Finding your lost dog

Two hours before writing this, I returned home from searching for my daughter’s lost dog. Her family had moved to a new area recently and the dog has not had time to become familiar with the new area other than his own yard.

As we prepared to find him we realized we did not have some items that would be useful in our search. Here are a few things a pet owner can do to help in finding a lost pet.

Take pictures of your dog- not only the pretty pictures, but also those of the dog when wet or in different style cuts you may keep him in. (do you shave him down or keep him in a shorter cut during the summer months?)

Microchip your pet. Most Veterinarians are equipped to perform this simple procedure.

Tattoo your pet. Not all Vets are prepared for this. You may want to contact The National Dog Registry or Tattoo-a-Pet for guidance. Of course, have I.D. tags with the pets name, your name, address and phone# engraved. Attach these securely to his collar.

Property training- teach him the limits of his yard.

Teach him to come to a whistle, bell or some other familiar sound. Many of these sounds can travel farther than your voice, and after prolonged calling the voice tires or becomes horse.

Take your dog for short walks- at the turn around point tell him “go home”, and go directly home. Do this many times and from different directions. Then begin to let the dog lead you home (at the end of a leash). This can also be handy if a stranger tells him to “go home”.

When you begin your search:

Put up and hand out flyers. Banks, grocery stores, gas stations and parks. Encase your flyers in plastic to protect from wind and rain. USE LARGE LETTERS.

Put an ad in your local newspapers.

Familiar areas may draw your dog- if you live in an area of all brick homes or you frequent a park, he may be near a similar area. Where would you go if you were lost?
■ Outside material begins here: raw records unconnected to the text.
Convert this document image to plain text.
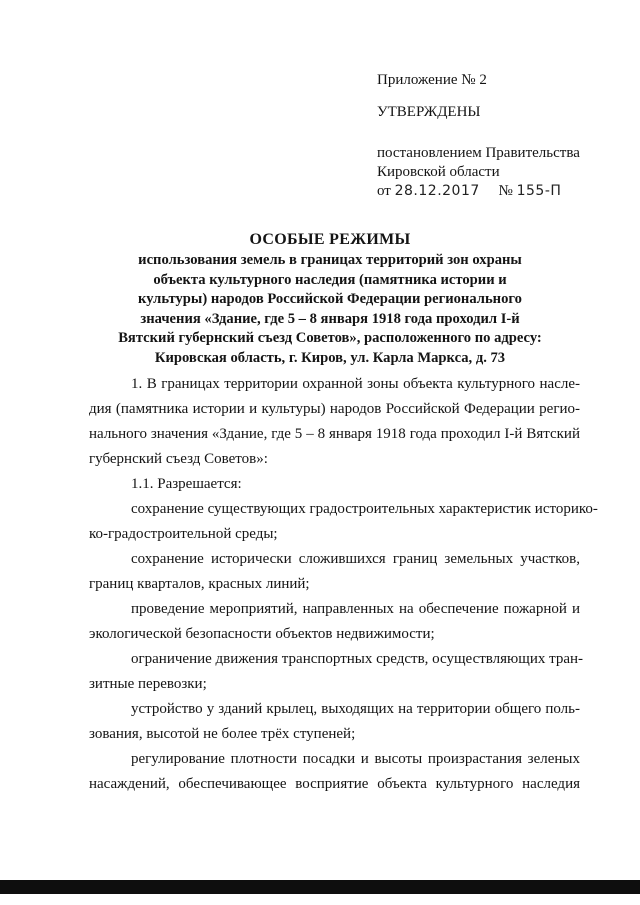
Приложение № 2

УТВЕРЖДЕНЫ

постановлением Правительства
Кировской области
от 28.12.2017 № 155-П

ОСОБЫЕ РЕЖИМЫ

использования земель в границах территорий зон охраны
объекта культурного наследия (памятника истории и
культуры) народов Российской Федерации регионального
значения «Здание, где 5 – 8 января 1918 года проходил I-й
Вятский губернский съезд Советов», расположенного по адресу:
Кировская область, г. Киров, ул. Карла Маркса, д. 73

1. В границах территории охранной зоны объекта культурного насле-
дия (памятника истории и культуры) народов Российской Федерации регио-
нального значения «Здание, где 5 – 8 января 1918 года проходил I-й Вятский
губернский съезд Советов»:
1.1. Разрешается:
сохранение существующих градостроительных характеристик историко-
ко-градостроительной среды;
сохранение исторически сложившихся границ земельных участков,
границ кварталов, красных линий;
проведение мероприятий, направленных на обеспечение пожарной и
экологической безопасности объектов недвижимости;
ограничение движения транспортных средств, осуществляющих тран-
зитные перевозки;
устройство у зданий крылец, выходящих на территории общего поль-
зования, высотой не более трёх ступеней;
регулирование плотности посадки и высоты произрастания зеленых
насаждений, обеспечивающее восприятие объекта культурного наследия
Animals are more active in the morning and late afternoon/early evening during the summer. If it’s a hot day check in shaded or low lying areas where it is cooler. In winter, check areas of brighter sunlight or places sheltered from the wind. Use your eyes- look under and around, if your dog is frightened he may be hiding and may not readily recognize you.
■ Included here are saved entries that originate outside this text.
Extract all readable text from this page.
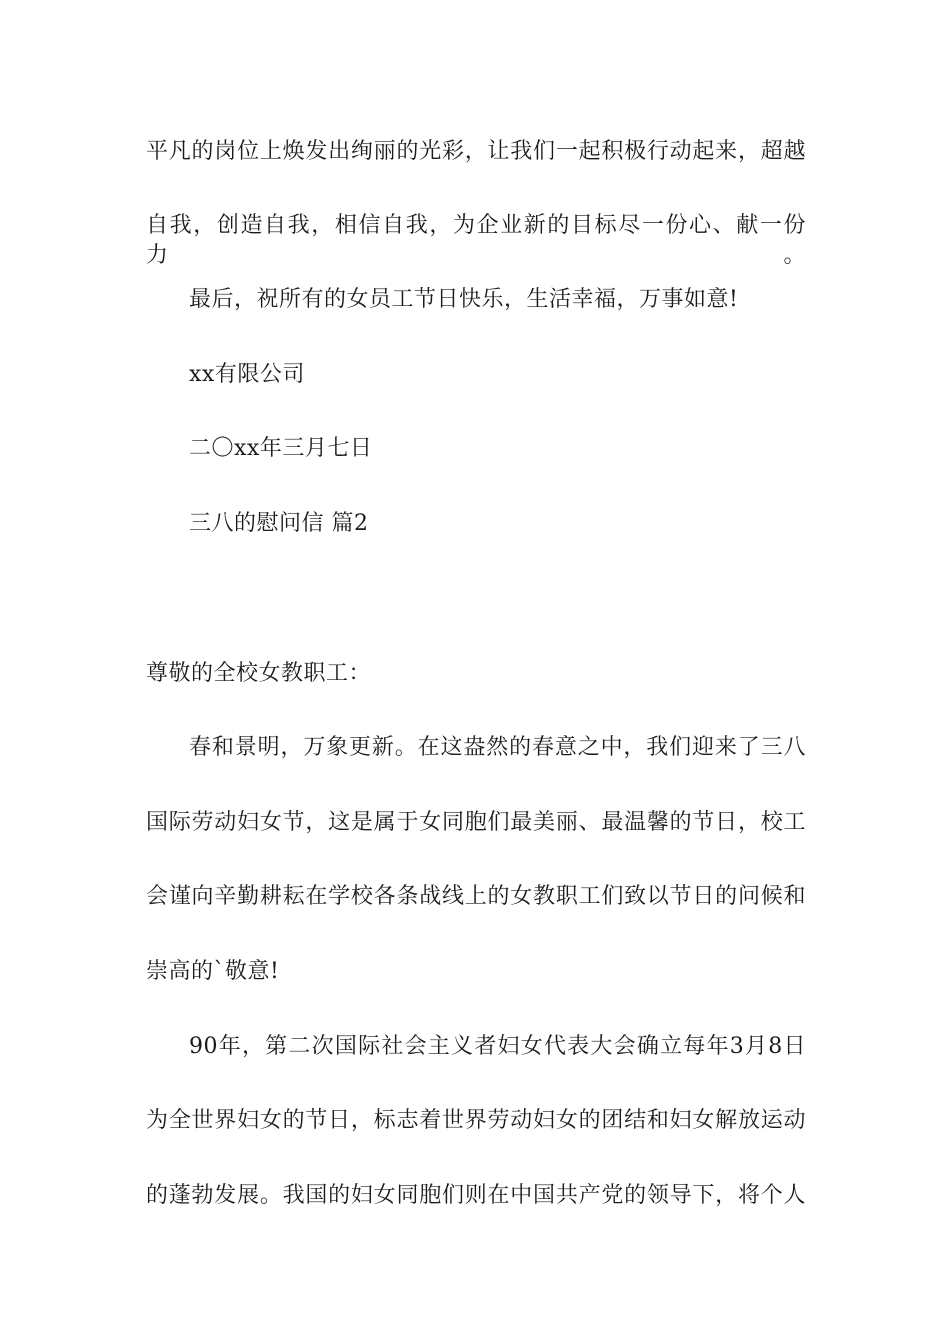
平凡的岗位上焕发出绚丽的光彩，让我们一起积极行动起来，超越
自我，创造自我，相信自我，为企业新的目标尽一份心、献一份力。
最后，祝所有的女员工节日快乐，生活幸福，万事如意!
xx有限公司
二〇xx年三月七日
三八的慰问信 篇2
尊敬的全校女教职工：
春和景明，万象更新。在这盎然的春意之中，我们迎来了三八
国际劳动妇女节，这是属于女同胞们最美丽、最温馨的节日，校工
会谨向辛勤耕耘在学校各条战线上的女教职工们致以节日的问候和
崇高的`敬意!
90年，第二次国际社会主义者妇女代表大会确立每年3月8日
为全世界妇女的节日，标志着世界劳动妇女的团结和妇女解放运动
的蓬勃发展。我国的妇女同胞们则在中国共产党的领导下，将个人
Contact the local Veterinarians, pet shelters, animal control and even your mailman. Check with these sources daily. These are busy folks and may easily forget or be unable to get back with you immediately. Also contact your local pet groomers- someone may find your dog and take them to a groomer to remove ticks and fleas or simply to clean the pet.
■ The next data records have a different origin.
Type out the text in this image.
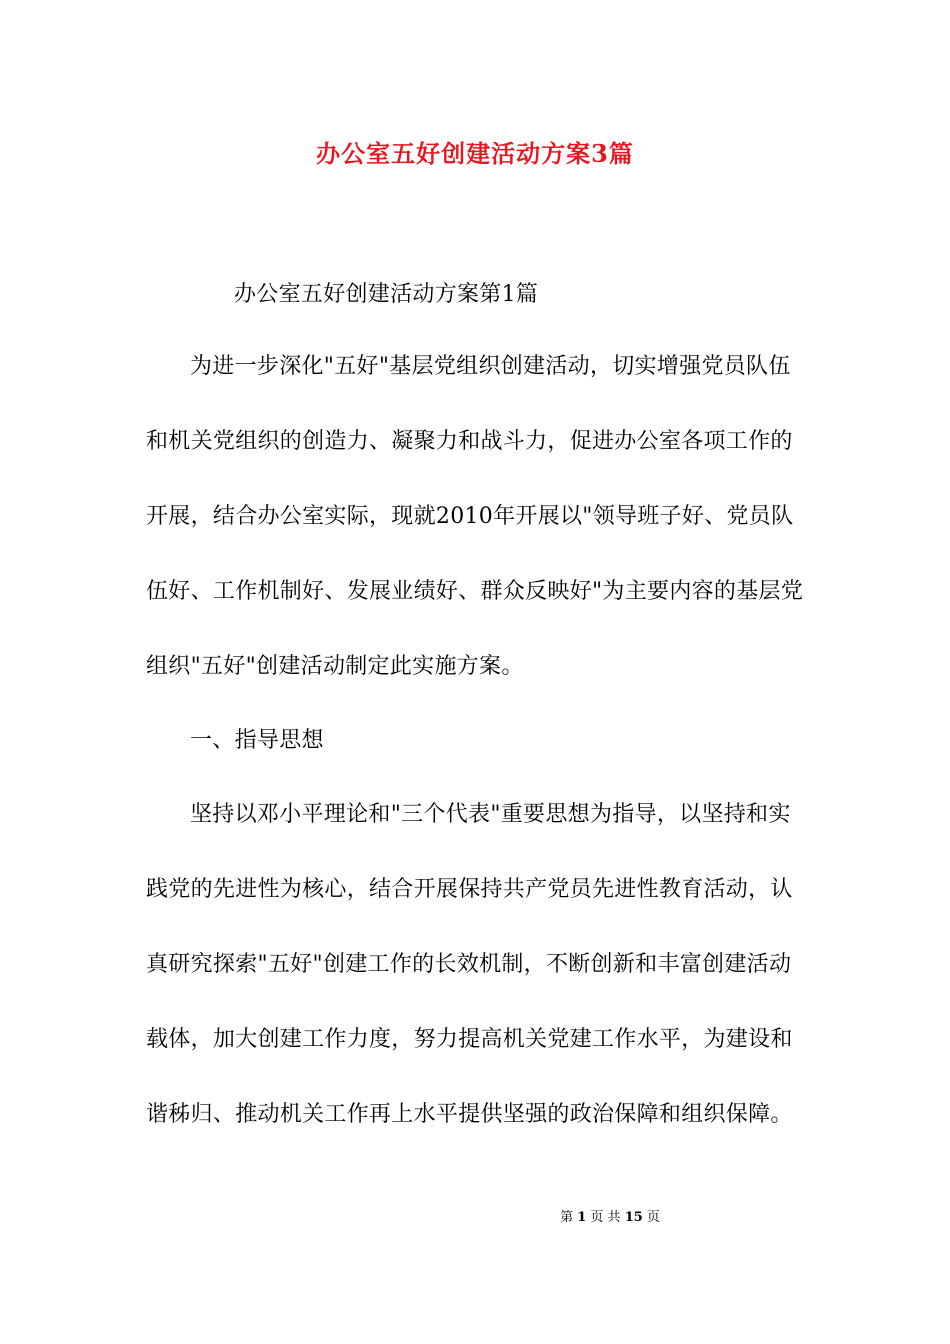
办公室五好创建活动方案3篇
办公室五好创建活动方案第1篇
为进一步深化"五好"基层党组织创建活动，切实增强党员队伍
和机关党组织的创造力、凝聚力和战斗力，促进办公室各项工作的
开展，结合办公室实际，现就2010年开展以"领导班子好、党员队
伍好、工作机制好、发展业绩好、群众反映好"为主要内容的基层党
组织"五好"创建活动制定此实施方案。
一、指导思想
坚持以邓小平理论和"三个代表"重要思想为指导，以坚持和实
践党的先进性为核心，结合开展保持共产党员先进性教育活动，认
真研究探索"五好"创建工作的长效机制，不断创新和丰富创建活动
载体，加大创建工作力度，努力提高机关党建工作水平，为建设和
谐秭归、推动机关工作再上水平提供坚强的政治保障和组织保障。
第 1 页 共 15 页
Use a happy or positive voice as you call for your pet. When calling, (or whistling or bell ringing) stay in one place for 10 or 20 minutes. Dogs can hear loud sounds for a great distance and it may take some time for him to get to you.

If you live in a rural area, try staking an old shirt or other item with your scent on it at ground level, perhaps on a hilltop (so the scent will travel). DO NOT leave food as this will mistakenly attract any animal. When you return, does the item look pawed at or slept on? Refresh this item daily. This may be a long shot, but what do you have to lose by trying?

I’m happy to report that we found the little guy! After three days he had made it a mile and a half away from home! He was lying on a gravel patch next to a lake under a shade tree. (similar to the road in front of his home.) I don’t think he fully recognized me at first but he did seem to recognize my car, as he made a bee-line to hop in to the front seat. Naturally we are very thankful and fortunate. In hindsight, our quest may have been easier and quicker had we prepared by following a few simple guidelines.